Gordon was wounded on 1 September 1918 (Bouchavesnes Spur – Battle of Mont St Quentin). He was evacuated and sent to England on 4 September 1918, where he was awarded the Military Medal on 15 September 1918. He was not awarded the Victoria Cross until 20 December 1918 (after the Armistice), the citation for which states:

His Majesty the KING has been graciously pleased to approve the award of the Victoria Cross to the undermentioned Officers, N.C.O.'s and Men:-

No.23 L/Cpl.

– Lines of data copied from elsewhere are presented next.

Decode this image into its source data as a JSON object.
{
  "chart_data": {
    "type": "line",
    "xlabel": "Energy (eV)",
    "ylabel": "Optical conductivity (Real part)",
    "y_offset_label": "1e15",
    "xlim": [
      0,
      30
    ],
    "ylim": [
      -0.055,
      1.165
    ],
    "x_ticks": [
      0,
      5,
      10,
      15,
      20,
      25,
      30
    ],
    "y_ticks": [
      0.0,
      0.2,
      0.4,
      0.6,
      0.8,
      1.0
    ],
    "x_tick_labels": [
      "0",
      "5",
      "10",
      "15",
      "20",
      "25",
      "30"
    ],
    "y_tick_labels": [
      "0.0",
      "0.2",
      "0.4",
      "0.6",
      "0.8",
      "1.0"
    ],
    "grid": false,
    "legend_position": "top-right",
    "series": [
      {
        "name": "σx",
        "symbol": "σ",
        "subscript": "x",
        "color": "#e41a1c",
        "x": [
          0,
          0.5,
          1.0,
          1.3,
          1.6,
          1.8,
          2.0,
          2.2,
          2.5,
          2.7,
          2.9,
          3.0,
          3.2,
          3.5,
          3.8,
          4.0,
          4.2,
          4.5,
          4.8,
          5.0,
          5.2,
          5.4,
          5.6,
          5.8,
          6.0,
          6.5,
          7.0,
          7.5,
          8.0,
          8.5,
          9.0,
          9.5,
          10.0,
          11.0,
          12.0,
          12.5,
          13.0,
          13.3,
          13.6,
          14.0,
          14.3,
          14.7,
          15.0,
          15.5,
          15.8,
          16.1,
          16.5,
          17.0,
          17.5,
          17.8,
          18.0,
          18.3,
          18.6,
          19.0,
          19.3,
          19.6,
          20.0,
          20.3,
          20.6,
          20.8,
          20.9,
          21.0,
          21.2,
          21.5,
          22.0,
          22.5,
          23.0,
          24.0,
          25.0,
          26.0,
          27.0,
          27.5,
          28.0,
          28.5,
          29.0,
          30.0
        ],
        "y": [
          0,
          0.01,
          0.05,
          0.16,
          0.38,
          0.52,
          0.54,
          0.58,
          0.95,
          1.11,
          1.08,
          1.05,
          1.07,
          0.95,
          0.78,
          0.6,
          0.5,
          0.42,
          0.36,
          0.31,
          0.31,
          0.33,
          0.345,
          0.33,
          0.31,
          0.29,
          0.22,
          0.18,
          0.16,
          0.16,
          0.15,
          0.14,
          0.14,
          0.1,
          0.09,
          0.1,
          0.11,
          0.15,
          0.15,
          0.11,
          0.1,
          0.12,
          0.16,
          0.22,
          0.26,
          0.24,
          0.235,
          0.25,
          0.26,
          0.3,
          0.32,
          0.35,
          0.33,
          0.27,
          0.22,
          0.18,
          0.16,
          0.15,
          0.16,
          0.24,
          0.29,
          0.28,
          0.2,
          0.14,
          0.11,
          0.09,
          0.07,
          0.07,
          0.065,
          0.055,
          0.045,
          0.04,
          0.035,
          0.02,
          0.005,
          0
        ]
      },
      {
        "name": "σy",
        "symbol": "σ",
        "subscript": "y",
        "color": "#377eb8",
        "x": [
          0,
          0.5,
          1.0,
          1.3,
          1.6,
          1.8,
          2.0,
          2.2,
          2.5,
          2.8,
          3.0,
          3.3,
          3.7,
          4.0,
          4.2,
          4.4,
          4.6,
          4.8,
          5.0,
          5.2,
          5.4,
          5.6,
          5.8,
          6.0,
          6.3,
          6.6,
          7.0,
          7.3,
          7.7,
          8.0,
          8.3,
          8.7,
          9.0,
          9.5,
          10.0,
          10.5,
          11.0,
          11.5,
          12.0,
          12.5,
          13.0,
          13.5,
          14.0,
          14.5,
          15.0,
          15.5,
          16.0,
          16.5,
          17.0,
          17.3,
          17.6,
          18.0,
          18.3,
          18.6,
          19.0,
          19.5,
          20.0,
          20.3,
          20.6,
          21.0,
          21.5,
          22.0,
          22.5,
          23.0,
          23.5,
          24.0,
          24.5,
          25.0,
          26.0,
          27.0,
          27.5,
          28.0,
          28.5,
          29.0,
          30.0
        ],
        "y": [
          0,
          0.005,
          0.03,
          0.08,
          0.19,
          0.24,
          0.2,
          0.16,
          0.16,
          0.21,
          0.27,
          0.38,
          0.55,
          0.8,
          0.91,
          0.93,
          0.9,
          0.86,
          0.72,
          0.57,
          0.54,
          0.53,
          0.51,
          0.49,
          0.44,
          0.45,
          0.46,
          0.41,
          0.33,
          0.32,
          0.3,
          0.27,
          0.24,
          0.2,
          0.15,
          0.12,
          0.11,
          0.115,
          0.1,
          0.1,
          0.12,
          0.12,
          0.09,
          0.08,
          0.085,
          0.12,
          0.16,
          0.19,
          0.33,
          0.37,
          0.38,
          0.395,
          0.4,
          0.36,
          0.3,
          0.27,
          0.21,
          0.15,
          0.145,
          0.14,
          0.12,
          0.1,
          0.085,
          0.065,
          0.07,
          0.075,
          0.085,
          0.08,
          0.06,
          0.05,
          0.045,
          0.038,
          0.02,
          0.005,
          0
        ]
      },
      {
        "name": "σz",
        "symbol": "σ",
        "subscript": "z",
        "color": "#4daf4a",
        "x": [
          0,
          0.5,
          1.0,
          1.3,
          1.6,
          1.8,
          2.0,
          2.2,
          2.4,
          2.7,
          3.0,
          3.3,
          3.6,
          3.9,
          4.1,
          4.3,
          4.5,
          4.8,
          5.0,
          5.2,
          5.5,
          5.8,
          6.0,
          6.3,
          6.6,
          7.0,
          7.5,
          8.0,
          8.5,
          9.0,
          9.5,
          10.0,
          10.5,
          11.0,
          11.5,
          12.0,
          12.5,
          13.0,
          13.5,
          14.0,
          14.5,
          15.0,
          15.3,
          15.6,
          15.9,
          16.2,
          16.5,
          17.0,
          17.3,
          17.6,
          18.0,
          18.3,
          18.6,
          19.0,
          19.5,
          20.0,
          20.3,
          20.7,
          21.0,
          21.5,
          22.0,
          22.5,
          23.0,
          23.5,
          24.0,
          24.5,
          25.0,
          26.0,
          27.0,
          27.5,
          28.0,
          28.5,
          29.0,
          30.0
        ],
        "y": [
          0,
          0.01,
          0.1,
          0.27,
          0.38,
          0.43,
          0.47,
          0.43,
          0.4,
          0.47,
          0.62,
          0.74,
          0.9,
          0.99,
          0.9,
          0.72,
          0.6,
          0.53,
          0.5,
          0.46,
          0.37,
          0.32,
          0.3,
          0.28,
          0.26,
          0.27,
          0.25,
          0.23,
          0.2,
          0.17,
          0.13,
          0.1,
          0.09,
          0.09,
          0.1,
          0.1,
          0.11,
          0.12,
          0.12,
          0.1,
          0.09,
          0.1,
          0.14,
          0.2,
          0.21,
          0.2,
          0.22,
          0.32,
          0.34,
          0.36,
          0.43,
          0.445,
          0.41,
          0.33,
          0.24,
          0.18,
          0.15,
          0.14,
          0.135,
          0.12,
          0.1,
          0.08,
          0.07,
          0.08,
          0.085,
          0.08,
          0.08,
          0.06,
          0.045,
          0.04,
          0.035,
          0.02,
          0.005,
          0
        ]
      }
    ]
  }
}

Bernard Sidney Gordon, M.M, 41st Bn., A.I.F.

For most conspicuous bravery and devotion to duty on the 26/27th August, 1918, east of Bray.

He led his section through heavy shell fire to the objective, which he consolidated. Single-handed he attacked an enemy machine gun which was enfilading the company on his right, killed the man on and captured the post, which contained one officer and ten men. He then cleared up a trench, capturing twenty-nine prisoners and two machine guns. In clearing up further trenches he captured twenty-two prisoners, including one officer and three machine guns.

Practically unaided, he captured, in the course of these operations, two officers and sixty-one other ranks, together with six machine guns, and displayed throughout a wonderful example of fearless initiative.

==Sale of his medal==
Gordon's Victoria Cross was sold at auction in Sydney on 28 November 2006 for A$478,000. The medal was sold by one of Gordon's daughters, who needed money to keep the family farm in operation. The VC was purchased by an agent of media tycoon Kerry Stokes, the same man who paid a world record price of A$1 million in July 2006 for the VC awarded to Alfred Shout, A$180,000 for the George Cross of Lieutenant Commander George Gosse, and in conjunction with the South Australian Government, the VC of Major Peter Badcoe. All four medals are on display at the Australian War Memorial in Canberra.

==Legacy==
A successor unit to his 41st Battalion AIF, the 41st Battalion, Royal New South Wales Regiment, continues to honour the memory of Lance Corporal Gordon VC MM. An annual Mess Dinner is held in his honour during August on the anniversary of his heroic actions. On the 7th of September, 2024, a new barracks facility was opened in Chinderah, New South Wales and was named as the Gordon VC Multi User Depot, for the use by the 41st Battalion.